Lecz niektórzy z nich rzekli: «Przez Belzebuba, władcę złych duchów, wyrzuca złe duchy». Inni zaś, chcąc Go wystawić na próbę, domagali się od Niego znaku z nieba (Łk 11,15-16).
Wypowiedź proroka pojawia się w momencie, kiedy po powrocie z niewoli lud odwrócił się od Boga i doświadcza plagi szarańczy. Lud zaniedbał to, co miało być fundamentem odnowy kraju. Pojawia się wezwanie do pokuty: żałoby, postu i modlitwy.
Dzień Pański, który kiedyś rozumiany był jako dzień pocieszenia, którego oczekiwano, staje się dniem spustoszenia. To nie będzie dzień chwalebny, ale straszny i niszczycielski, dzień sądu, któremu nikt nie będzie mógł się oprzeć.

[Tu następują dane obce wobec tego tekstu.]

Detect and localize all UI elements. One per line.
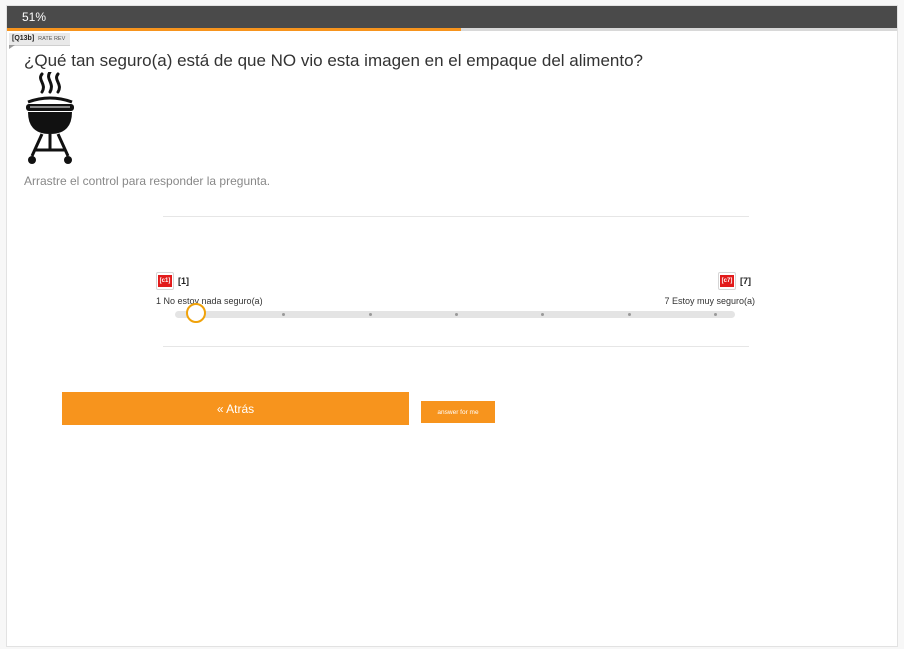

I my dzisiaj słyszymy to samo wezwanie powrotu do Boga. Wszyscy jesteśmy słabi i grzeszni i wszyscy potrzebujemy nawrócenia, wyrwania się z naszego lenistwa i przeciętności. Nie trzeba być wielkim przestępcą, by potrzebować nawrócenia i Bożego zmiłowania.
Słowo zaprasza nas do przemyślenia i skierowania naszej uwagi na podstawowe wartości, które tak często zaniedbujemy.
Cud dokonany przez Jezusa wywołuje różne reakcje. Nie brakuje tych, którzy sercem czystym potrafią rozpoznać Boże działanie i potrafią wychwalać Boga za dokonane dzieła. Ale pośród ludu są także ci, którzy nie do końca są przekonani, chcieliby dodatkowego, bardziej wyraźnego znaku królestwa - unicestwienia wrogów Izraela. Trzecią grupę stanowią ci, którzy, owszem, dostrzegają znak, ale podważają samo źródło mocy Jezusa - przez Belzebuba to czyni, by zwieść ludzi.
Jezus oskarżony o stosowanie magii i uleganie złemu duchowi. Człowiek potrafi posunąć się do skrajności, aby zdyskredytować znak i Tego, który znaki czyni.
1. Jaki wymiar ma dla mnie piątek jako dzień pokutny?